Les dinosaures du tango, par André Vagnon
Mon fauteuil…un moment de calme après le repas. A la main, une anthologie de tangos, comme alibi. Sur le tapis, quelques dinosaures en plastique verdâtre, oubliés par mon petit-fils. La lecture se ralentit, les lignes se brouillent, les yeux se ferment et je sombre.
C’est la chute du livre qui me réveille. Quel rêve bizarre ! Dinosaures et tango se fondaient étrangement. Les grosses bêtes verdâtres dansaient avec componction, la tête un peu inclinée…Le long coup des danseuses marquait le rythme d’un orchestre invisible. Une sorte de milonga paléontologique… Allons ! Soyons sérieux…pas de dinosaures dans le tango… Quoique…

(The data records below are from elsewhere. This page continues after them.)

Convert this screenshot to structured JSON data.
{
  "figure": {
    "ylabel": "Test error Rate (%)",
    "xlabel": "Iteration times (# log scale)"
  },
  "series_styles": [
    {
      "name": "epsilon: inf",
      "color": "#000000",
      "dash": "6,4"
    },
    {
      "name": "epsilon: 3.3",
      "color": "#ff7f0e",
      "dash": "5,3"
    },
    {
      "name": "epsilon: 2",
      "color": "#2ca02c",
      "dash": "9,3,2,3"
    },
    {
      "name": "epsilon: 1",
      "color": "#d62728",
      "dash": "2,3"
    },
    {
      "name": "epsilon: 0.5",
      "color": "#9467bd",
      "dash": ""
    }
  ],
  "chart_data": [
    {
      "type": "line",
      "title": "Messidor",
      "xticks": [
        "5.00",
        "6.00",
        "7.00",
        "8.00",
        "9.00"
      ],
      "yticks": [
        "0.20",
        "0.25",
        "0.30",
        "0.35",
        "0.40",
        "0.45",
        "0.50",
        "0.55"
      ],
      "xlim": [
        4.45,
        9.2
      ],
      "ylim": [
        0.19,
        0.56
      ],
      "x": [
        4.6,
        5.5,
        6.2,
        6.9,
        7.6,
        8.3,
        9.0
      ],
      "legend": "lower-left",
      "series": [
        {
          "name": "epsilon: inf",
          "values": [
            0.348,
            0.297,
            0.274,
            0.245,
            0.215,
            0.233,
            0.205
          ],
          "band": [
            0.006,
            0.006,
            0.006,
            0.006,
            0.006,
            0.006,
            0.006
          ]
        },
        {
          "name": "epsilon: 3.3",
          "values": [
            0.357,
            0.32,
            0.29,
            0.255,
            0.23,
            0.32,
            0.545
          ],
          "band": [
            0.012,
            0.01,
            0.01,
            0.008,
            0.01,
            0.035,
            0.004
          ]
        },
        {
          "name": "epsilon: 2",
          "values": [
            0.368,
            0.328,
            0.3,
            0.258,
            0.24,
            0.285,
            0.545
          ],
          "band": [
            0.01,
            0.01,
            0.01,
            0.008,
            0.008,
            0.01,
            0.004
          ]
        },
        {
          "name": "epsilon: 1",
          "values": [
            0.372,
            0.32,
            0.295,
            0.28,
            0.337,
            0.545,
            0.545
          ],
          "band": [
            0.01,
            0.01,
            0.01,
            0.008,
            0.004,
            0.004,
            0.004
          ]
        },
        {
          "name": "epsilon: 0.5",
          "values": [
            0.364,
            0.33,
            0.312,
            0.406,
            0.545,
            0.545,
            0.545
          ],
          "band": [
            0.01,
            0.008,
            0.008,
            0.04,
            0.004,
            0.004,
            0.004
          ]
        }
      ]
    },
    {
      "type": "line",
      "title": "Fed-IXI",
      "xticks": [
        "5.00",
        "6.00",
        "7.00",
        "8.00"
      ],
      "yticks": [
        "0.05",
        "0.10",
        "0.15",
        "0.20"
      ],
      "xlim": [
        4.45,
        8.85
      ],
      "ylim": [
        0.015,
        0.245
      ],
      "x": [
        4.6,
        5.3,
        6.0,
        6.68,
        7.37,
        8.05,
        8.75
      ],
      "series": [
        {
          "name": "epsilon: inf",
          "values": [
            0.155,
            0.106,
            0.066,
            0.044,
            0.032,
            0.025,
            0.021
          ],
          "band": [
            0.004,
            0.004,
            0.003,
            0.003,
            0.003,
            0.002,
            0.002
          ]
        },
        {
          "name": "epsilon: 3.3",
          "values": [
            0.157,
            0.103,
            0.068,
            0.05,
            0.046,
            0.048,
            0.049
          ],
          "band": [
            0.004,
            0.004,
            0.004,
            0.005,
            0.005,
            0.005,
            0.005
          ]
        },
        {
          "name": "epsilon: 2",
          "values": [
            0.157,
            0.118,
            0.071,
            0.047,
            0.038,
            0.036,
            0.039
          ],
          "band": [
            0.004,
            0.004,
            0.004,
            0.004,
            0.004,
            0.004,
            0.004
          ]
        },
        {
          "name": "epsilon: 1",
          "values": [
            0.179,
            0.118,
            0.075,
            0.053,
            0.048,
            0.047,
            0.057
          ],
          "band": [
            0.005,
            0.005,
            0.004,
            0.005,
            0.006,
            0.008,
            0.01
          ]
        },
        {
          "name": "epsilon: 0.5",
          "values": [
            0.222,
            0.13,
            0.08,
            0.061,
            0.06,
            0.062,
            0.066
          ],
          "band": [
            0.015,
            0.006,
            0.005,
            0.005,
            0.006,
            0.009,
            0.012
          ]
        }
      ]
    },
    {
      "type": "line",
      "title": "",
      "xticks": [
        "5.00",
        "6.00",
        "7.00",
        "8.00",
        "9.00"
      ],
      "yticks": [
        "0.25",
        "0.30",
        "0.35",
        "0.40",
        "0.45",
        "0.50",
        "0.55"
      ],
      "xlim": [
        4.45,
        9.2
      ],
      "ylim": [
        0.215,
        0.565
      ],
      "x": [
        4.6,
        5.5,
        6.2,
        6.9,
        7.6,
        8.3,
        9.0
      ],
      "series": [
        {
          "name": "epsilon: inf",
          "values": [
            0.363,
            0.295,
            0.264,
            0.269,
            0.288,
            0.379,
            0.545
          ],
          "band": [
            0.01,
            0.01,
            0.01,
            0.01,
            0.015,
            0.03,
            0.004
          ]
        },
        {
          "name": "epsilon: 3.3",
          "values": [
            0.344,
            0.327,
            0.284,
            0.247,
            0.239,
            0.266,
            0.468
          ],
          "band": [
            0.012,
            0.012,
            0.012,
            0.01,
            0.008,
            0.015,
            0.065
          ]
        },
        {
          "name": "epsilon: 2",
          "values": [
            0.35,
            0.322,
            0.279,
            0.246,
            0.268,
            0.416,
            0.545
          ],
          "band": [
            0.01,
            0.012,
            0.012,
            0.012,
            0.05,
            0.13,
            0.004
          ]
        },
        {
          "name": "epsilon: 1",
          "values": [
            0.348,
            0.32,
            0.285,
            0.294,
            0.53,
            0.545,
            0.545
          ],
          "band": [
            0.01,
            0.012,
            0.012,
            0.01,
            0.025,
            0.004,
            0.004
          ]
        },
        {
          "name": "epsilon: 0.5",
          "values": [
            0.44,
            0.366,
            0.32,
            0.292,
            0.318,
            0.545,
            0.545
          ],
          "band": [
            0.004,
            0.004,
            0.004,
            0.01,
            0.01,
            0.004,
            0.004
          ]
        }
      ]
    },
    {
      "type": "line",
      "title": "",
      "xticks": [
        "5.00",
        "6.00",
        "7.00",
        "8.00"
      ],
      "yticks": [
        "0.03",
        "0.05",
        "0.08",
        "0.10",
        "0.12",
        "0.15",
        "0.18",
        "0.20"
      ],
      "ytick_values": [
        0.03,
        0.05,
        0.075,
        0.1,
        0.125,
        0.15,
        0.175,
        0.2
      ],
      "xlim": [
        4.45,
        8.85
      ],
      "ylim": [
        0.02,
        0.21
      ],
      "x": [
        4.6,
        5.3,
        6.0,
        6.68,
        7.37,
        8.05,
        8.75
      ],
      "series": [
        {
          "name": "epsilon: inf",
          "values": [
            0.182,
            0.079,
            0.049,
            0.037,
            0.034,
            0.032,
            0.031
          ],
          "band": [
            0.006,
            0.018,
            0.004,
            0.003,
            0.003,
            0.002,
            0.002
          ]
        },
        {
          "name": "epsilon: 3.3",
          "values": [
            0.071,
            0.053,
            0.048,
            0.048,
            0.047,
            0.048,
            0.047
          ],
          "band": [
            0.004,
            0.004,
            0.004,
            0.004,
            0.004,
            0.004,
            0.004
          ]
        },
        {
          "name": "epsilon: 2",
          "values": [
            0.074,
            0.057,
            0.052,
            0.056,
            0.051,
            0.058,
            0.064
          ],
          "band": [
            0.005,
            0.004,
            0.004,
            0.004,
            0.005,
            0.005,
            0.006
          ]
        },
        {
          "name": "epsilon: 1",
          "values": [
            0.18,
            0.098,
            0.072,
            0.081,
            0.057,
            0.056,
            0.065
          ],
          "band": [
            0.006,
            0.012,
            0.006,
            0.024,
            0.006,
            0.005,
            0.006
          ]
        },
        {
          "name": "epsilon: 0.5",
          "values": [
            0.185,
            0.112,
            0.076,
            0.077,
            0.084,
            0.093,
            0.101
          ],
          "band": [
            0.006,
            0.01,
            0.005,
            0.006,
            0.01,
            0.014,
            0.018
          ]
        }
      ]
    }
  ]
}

Et, sans conviction, je vais pourtant farfouiller dans ma documentation.
Oh surprise ! voilà un beau spécimen de plésiosaure…El Plesiosauro, tango pour piano de Fernando Randle. Et en voilà encore un autre, venu de Montevideo, Ya lo traen al Plesiosaurio, dont la légende souligne le sérieux : tango antediluviano para tango ! Et un troisième, avec des paroles, en plus : El Plesiosauro, de Rafael d’Agostino !
Mais que viennent donc faire ces bêtes monstrueuses dans le monde du tango. C’est toute une histoire.
En 1922, Clemente Onelli, directeur du jardin zoologique de Buenos Aires, reçoit, du fond de la province de Chubut, Patagonie, une lettre décrivant empreintes, fragments de peau, excréments et même silhouette aperçue d’un animal énorme. Notre directeur se rue sur ces indices et conclut qu’un plésiosaure vit encore dans les eaux d’un lac perdu du Chubut, confirmant ainsi quelques vieilles légendes indigènes.
La presse s’empare du sujet. Une expédition est préparée. Londres, avec The Times, informe l’Europe scientifique. Les Etats-Unis envoient quelques experts. On monte une souscription, à l’initiative de la SPA locale, pour ramener vivant l’animal. Bref l’effervescence médiatique est grande, et elle contamine le monde du tango qui met en musique la préoccupation du moment. C’est ainsi que le plésiosaure fait danser les milongueros.
Le 27 mars 1922, la formidable expédition est sur place. Elle cherche…en vain… Et le 1° avril 1922, Buenos Aires éclate de rire. Le plésiosaure s’est envolé, a disparu. Certains affirment qu’il est allé prendre ses quartiers d’été en Ecosse, dans le Loch Ness. D’autres suspectent Onelli d’avoir monté l’affaire pour augmenter la notoriété de son zoo.
Mais encore aujourd’hui, du côté de Bariloche, on affirme avoir aperçu, parfois, une silhouette gigantesque, dans les brumes d’un lac…
Et les dinosaures en plastique verdâtre, sur le coin du tapis, semblent me dire « Premier avril ou non, nous avons bien notre petite place dans ton univers tanguero… »
Note : Cet article doit beaucoup à la documentation de Oscar Himschoot et au n° 40, janvier 2000, de la revue Club de Tango, p 15 à 19.